Les organisateurs des manifestations qui secouent le Soudan ont appelé à de nouveaux rassemblements antigouvernementaux vendredi et la semaine prochaine, faisant monter la pression sur le régime du président Omar el-Béchir.
En plein marasme économique, le Soudan est en proie depuis le 19 décembre à des manifestations provoquées par la décision du gouvernement de tripler le prix du pain, mais qui se sont rapidement transformées en un mouvement contre le président Omar el-Béchir, qui tient le pays d'une main de fer depuis un coup d'Etat en 1989.
« Nous allons lancer une semaine de soulèvement avec des manifestations dans toutes les villes et villages », a annoncé vendredi l'Association des professionnels soudanais qui regroupe entre autres des médecins, des professeurs et des ingénieurs.
Dans son appel diffusé sur les réseaux sociaux, l'association a notamment appelé à un grand rassemblement dimanche dans le nord de Khartoum et à plusieurs manifestations à travers la capitale jeudi prochain.

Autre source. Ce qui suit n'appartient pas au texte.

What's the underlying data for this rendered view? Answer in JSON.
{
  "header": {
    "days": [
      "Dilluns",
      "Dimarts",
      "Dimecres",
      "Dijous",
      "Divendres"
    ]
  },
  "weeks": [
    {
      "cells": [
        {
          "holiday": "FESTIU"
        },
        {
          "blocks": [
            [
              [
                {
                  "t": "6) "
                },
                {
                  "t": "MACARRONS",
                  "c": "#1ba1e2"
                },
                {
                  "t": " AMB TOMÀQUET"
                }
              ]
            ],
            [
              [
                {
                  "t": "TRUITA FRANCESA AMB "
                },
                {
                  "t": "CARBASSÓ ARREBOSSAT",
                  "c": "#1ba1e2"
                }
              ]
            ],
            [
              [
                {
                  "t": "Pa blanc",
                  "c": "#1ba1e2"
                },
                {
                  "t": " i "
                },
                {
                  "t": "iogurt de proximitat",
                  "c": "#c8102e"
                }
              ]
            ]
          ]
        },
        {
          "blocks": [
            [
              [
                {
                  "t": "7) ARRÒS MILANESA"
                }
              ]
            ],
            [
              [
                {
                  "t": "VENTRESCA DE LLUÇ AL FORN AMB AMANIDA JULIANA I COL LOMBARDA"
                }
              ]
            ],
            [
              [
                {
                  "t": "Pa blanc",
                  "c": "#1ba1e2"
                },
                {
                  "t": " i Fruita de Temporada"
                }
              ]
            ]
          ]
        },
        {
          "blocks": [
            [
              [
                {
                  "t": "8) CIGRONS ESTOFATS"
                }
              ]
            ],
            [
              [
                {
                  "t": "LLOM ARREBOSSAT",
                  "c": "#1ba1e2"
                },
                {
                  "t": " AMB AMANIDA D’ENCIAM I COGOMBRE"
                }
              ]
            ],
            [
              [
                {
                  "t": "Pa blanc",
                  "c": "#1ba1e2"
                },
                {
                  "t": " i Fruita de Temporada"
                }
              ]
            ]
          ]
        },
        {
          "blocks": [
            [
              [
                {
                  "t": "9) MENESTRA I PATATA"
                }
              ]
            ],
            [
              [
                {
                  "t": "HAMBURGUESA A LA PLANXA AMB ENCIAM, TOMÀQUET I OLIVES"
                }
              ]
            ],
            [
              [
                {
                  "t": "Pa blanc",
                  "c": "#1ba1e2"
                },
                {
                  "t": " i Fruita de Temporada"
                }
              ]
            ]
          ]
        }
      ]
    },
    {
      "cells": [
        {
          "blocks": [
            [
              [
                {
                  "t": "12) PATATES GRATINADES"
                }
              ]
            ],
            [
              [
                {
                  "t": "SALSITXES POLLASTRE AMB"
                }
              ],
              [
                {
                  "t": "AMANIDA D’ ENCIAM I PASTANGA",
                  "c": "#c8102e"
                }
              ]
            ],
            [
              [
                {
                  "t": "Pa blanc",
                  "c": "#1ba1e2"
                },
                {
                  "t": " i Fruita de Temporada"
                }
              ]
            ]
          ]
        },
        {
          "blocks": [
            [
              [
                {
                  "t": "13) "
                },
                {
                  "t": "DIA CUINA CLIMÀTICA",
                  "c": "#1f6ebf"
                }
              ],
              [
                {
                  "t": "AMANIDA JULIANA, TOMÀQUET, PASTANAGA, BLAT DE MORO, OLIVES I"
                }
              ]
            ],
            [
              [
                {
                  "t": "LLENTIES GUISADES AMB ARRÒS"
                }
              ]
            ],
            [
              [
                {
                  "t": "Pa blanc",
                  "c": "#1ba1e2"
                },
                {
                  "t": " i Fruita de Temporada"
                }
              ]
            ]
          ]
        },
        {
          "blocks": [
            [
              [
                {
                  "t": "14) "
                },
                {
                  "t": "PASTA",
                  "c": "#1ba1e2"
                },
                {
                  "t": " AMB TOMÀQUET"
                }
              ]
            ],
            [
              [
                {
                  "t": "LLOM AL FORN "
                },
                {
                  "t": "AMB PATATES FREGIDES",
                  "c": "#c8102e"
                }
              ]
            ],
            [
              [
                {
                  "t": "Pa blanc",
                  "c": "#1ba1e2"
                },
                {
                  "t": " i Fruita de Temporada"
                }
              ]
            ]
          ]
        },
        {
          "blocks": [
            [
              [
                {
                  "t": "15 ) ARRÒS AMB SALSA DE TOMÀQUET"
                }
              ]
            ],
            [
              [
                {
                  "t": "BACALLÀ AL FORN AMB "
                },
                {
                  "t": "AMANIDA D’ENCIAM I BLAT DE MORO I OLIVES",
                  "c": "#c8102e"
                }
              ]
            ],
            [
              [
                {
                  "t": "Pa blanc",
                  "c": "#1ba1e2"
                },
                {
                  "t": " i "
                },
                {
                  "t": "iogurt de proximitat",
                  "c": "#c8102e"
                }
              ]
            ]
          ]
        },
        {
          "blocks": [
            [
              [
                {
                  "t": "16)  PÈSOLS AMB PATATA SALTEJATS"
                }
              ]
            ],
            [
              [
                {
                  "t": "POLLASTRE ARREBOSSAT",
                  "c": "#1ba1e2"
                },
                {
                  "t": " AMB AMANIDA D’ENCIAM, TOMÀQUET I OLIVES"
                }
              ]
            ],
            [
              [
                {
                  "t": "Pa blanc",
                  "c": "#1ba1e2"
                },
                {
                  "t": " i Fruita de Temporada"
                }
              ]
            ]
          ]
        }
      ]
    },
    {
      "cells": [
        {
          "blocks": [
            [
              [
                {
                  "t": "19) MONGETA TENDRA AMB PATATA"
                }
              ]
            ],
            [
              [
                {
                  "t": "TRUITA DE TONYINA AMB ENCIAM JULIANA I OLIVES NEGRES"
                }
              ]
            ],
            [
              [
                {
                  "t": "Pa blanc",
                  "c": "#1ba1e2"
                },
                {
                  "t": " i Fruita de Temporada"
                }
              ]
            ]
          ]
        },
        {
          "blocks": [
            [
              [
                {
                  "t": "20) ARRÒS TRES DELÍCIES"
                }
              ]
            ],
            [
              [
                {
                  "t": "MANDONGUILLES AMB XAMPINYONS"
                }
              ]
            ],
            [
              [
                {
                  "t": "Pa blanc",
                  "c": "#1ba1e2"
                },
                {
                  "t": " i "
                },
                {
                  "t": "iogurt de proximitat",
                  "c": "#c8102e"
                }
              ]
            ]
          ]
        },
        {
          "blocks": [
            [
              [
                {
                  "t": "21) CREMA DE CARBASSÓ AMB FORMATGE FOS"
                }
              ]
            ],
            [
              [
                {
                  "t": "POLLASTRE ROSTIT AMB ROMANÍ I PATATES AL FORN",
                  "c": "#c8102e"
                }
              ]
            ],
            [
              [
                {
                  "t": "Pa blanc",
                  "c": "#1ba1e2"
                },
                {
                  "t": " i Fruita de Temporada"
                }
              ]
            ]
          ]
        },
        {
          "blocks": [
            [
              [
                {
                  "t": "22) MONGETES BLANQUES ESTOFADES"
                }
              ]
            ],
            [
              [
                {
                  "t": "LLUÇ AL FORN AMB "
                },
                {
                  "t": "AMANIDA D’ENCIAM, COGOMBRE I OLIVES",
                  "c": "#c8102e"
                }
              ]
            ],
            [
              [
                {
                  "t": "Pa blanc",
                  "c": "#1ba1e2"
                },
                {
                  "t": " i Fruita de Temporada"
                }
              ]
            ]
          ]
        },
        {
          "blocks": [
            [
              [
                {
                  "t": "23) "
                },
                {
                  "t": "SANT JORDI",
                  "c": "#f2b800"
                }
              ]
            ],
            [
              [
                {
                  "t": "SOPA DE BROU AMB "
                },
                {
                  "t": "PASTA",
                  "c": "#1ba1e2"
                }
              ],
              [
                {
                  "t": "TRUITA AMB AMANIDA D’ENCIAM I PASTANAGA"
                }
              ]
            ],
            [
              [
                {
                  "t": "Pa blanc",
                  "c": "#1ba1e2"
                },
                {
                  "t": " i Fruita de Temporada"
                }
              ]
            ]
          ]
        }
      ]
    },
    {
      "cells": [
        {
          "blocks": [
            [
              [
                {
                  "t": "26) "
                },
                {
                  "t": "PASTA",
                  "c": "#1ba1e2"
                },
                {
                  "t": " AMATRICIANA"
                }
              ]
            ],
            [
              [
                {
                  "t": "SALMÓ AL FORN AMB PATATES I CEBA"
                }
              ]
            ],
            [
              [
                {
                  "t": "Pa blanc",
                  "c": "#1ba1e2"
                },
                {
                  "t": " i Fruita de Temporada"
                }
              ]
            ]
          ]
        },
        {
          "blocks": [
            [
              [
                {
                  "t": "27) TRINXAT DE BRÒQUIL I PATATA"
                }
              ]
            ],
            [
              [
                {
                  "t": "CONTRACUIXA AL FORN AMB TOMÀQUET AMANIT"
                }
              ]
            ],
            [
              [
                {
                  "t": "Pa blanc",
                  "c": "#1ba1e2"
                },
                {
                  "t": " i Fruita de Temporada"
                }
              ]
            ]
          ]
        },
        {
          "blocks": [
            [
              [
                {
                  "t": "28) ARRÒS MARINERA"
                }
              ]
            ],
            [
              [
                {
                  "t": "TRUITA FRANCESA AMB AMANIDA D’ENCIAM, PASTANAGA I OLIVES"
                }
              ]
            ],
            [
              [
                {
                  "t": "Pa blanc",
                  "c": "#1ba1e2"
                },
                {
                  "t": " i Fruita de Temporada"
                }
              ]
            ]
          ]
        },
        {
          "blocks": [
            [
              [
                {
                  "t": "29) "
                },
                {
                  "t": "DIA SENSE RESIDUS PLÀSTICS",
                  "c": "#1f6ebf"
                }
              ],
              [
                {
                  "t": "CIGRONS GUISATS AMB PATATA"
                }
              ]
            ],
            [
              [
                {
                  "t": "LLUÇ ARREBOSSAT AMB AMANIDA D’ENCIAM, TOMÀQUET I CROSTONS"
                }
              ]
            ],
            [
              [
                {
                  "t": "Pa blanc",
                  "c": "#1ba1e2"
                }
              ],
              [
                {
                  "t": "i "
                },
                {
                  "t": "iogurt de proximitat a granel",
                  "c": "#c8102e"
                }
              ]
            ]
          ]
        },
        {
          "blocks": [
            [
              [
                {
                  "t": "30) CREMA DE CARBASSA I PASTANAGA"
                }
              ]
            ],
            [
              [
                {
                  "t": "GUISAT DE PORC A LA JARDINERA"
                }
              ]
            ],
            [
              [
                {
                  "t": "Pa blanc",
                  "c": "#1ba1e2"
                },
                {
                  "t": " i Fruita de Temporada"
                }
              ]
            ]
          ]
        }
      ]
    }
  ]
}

Elle avait déjà appelé à un rassemblement après les prières de ce vendredi dans la localité d'Atbara (250 kilomètres au nord de Khartoum), où avait eu lieu la première manifestation. Un total de 22 personnes sont mortes dans ces manifestations antigouvernementales, selon un bilan officiel. Les ONG de défense des droits humains Human Rights Watch et Amnesty International ont elles donné un bilan d'au moins 40 morts.
Les manifestations actuelles représentent le plus grand défi auquel M. Béchir a été confronté en près de 30 ans de pouvoir, selon les experts. Mais ils restent sceptiques sur la capacité des organisateurs à mobiliser en masse : « Certains groupes de l'opposition et des syndicats cherchent à mobiliser pour de nouvelles manifestations, et pensent probablement aux moyens de faire monter (la contestation) en puissance », estime Matt Ward, spécialiste de l'Afrique au centre d'analyse Oxford Analytica, qui a toutefois souligné que « Les protestations sont persistantes mais n'ont pas monté en intensité de manière significative ces derniers jours ».
Crise économique
Le mouvement de contestation a été déclenché par la hausse du prix du pain à la mi-décembre mais le Soudan est en proie à une crise économique qui s'est aggravée au cours de l'année écoulée, avec notamment une forte pénurie de devises étrangères.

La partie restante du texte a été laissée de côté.